SHV India acquires Caltex gas
SHV India, part of the EUR 11-bn SHV Group, said it acquired Chevron Group's Indian subsidiary -- Caltex Gas India --
for an undisclosed amount.
Caltex, based in Chennai, is engaged in import, storage, bottling and marketing of LPG, with revenues of Rs 350
crore. It is estimated that the deal is valued below Rs 500 crore. As part of its regular expansion plans, the
company said it would invest Rs 50-60 crore over the next 3-4 years besides setting up five more outlets by June,
2010.
"The decision to acquire Caltex Gas is a part of SHV's plans to grow its LPG business in India.
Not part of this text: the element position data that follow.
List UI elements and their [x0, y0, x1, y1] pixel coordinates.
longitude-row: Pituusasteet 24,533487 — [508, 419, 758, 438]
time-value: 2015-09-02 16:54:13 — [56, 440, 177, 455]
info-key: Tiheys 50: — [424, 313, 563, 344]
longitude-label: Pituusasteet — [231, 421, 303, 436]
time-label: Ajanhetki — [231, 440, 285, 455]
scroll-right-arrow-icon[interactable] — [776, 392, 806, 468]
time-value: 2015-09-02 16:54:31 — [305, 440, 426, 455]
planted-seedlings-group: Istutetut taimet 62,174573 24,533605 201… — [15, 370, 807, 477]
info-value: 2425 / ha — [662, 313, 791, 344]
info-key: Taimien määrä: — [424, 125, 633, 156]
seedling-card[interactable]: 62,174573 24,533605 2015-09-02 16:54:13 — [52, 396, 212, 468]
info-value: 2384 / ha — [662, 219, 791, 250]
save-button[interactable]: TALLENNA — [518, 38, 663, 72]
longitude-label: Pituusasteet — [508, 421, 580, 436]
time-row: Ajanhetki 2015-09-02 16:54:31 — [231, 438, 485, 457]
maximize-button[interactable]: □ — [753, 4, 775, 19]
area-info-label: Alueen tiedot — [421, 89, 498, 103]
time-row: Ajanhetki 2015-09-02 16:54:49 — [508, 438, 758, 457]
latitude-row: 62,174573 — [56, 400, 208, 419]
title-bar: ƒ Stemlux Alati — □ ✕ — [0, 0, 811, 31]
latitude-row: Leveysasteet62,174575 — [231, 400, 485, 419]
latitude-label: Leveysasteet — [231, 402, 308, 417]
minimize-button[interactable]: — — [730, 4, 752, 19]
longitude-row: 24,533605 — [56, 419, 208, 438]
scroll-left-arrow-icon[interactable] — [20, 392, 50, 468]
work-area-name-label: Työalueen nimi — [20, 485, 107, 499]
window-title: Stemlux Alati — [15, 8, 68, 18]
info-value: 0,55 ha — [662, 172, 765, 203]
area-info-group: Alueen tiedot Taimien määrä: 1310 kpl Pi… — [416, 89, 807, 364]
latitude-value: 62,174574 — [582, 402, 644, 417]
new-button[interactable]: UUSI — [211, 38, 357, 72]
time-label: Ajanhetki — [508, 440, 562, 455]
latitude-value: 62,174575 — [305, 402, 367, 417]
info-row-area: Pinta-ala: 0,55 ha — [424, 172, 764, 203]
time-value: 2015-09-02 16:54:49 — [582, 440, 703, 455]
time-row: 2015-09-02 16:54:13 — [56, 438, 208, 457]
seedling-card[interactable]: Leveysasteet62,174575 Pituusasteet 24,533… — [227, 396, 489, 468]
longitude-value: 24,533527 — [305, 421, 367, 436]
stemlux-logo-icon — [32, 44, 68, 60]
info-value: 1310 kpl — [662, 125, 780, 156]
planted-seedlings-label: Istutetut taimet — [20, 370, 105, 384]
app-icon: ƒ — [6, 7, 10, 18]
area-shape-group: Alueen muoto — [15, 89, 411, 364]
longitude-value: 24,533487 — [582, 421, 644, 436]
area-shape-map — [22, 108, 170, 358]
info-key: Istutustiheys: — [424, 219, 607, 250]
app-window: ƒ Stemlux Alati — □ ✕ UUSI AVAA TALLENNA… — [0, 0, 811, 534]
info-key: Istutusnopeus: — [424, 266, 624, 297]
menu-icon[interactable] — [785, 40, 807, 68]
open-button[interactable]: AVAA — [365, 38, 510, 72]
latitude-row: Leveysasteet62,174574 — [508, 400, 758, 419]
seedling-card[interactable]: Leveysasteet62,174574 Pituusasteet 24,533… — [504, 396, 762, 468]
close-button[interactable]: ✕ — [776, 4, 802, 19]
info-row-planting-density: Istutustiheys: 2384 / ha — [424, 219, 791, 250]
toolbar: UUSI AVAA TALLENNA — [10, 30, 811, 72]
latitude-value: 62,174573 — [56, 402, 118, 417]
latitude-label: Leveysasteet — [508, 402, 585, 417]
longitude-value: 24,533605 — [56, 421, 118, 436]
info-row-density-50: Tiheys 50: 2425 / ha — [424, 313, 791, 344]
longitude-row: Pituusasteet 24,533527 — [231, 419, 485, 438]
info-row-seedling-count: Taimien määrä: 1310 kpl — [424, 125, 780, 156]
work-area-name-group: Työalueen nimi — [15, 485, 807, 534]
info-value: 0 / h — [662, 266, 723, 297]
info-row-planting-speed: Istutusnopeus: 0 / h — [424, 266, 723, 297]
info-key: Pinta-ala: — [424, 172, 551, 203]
With this
acquisition, we will expand our geographical presence enabling us to meet the increasing demand from the Industrial
and Commercial (I & C) segments," said Ajay Kumar, CEO, SHV India, which is popularly known by its brand -- Super
Gas.
With the acquisition of Caltex, SHV India's turnover stands at Rs 1,000 crore, besides clocking 13.2 % market share
of the total I&C segments. Currently, SHV caters to 30 % market in I&C segments and 12 % in auto gas sector.
As part of the deal, SHV acquired Caltex's import terminal at Tuticorin that increased its annual import throughput
to 180,000 tpy besides allowing the company to save $ 15-$ 20 per ton. This apart, it also acquired Caltex's two
cylinder filling plants one each at Madurai and Chennai.
Apart from Tuticorin, SHV also has two import terminals one each at Porabandar and Visakhapatnam.
Meanwhile, stating that private players have several challenges to overcome, Kumar said, "Local production of LPG is
reserved for Government Oil companies, while private players have to import."
"As a result, end customer has to pay hefty prices. Secondly, the domestic cooking gas segment is heavily subsidised
for public sector companies, forcing private operators to charge almost double the cost."